1) From the left sidebar, go to Posts → Add New.
2) In the Add Post editing area, enter a title for your post. Be descriptive, but not boring! Assignment #1, Paper #1, etc are NOT good titles. You may be asked to include specific items in your post titles, so when in doubt, consult the syllabus, ask a classmate, or check with the professor.
3) Type your post into the larger text box. It’s best to compose your text directly in the browser window, if possible. If you are pasting text from Microsoft Word, the visual editor will do its best to remove any extraneous formatting that may cause problems on your blog.
Categories are a way to organize your post and pages so one can easily sort through them
Tags, like categories, also organize your posts and pages.
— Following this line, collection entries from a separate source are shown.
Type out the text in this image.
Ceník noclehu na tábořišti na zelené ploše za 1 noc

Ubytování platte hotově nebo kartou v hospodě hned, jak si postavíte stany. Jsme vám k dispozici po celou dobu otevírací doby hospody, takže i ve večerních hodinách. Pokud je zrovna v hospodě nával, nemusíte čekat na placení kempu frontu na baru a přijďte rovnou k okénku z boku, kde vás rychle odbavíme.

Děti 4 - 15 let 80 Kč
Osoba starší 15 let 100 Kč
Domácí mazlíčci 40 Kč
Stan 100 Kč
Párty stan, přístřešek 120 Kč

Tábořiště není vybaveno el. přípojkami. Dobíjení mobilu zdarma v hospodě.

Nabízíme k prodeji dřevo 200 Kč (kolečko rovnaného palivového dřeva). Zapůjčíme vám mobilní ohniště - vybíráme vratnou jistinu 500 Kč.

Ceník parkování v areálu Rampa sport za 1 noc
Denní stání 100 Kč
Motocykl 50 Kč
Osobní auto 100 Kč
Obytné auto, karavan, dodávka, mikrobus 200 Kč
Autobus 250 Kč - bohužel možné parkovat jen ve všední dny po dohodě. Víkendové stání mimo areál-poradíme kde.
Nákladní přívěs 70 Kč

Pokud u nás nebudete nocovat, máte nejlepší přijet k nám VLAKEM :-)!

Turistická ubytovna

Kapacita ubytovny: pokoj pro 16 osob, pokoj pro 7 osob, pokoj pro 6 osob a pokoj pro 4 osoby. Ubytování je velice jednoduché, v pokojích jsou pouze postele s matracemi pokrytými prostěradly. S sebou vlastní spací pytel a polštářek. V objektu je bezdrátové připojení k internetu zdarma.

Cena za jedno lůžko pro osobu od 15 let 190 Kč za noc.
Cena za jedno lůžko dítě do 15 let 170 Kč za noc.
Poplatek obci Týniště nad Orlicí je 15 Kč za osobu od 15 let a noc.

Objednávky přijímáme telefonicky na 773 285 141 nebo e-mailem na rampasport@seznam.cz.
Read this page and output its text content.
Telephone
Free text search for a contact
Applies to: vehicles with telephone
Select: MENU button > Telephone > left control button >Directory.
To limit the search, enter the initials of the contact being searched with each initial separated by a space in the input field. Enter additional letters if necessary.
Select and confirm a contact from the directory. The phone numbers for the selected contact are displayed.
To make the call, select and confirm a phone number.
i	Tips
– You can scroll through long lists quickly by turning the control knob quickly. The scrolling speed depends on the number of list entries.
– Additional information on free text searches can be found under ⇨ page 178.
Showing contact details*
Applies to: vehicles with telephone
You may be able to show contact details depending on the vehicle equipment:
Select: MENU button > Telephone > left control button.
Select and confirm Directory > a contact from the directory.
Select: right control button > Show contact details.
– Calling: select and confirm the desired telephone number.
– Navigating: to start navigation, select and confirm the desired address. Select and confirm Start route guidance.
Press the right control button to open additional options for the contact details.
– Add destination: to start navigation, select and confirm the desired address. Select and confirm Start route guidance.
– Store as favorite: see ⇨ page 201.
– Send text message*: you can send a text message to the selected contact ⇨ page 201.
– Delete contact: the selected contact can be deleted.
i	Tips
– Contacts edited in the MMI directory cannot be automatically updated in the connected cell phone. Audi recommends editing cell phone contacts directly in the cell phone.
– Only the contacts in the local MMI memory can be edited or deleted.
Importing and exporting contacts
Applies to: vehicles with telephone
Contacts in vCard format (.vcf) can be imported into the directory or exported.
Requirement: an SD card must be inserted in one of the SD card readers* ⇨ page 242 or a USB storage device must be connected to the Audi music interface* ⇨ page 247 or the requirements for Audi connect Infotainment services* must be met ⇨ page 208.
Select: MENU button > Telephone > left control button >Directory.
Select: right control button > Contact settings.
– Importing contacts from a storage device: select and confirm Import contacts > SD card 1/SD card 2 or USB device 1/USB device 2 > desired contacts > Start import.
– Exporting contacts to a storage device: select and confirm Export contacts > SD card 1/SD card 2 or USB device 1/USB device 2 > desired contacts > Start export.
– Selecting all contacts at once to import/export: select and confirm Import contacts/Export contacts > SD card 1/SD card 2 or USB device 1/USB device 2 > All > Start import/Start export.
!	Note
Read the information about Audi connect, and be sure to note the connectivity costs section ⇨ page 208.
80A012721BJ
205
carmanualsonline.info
However tags, are generally more specific For example if there was a category of “Sports”, a tag might be “Football” or “Equipment.”
To see all existing tags on this blog, click the “Choose from the most used tags” link. If a tag that you want to use already exists, click on its name to apply it to your post. Otherwise, you can add tags by typing them into the box either one at a time or as a comma-separated list (e.g. summer, spring, fall) before clicking Add.
When in doubt about what categories or tags to use, consult the syllabus, ask a classmate, or check with the professor. Overall categories and tags are an optional feature when it comes to the functionality of your site.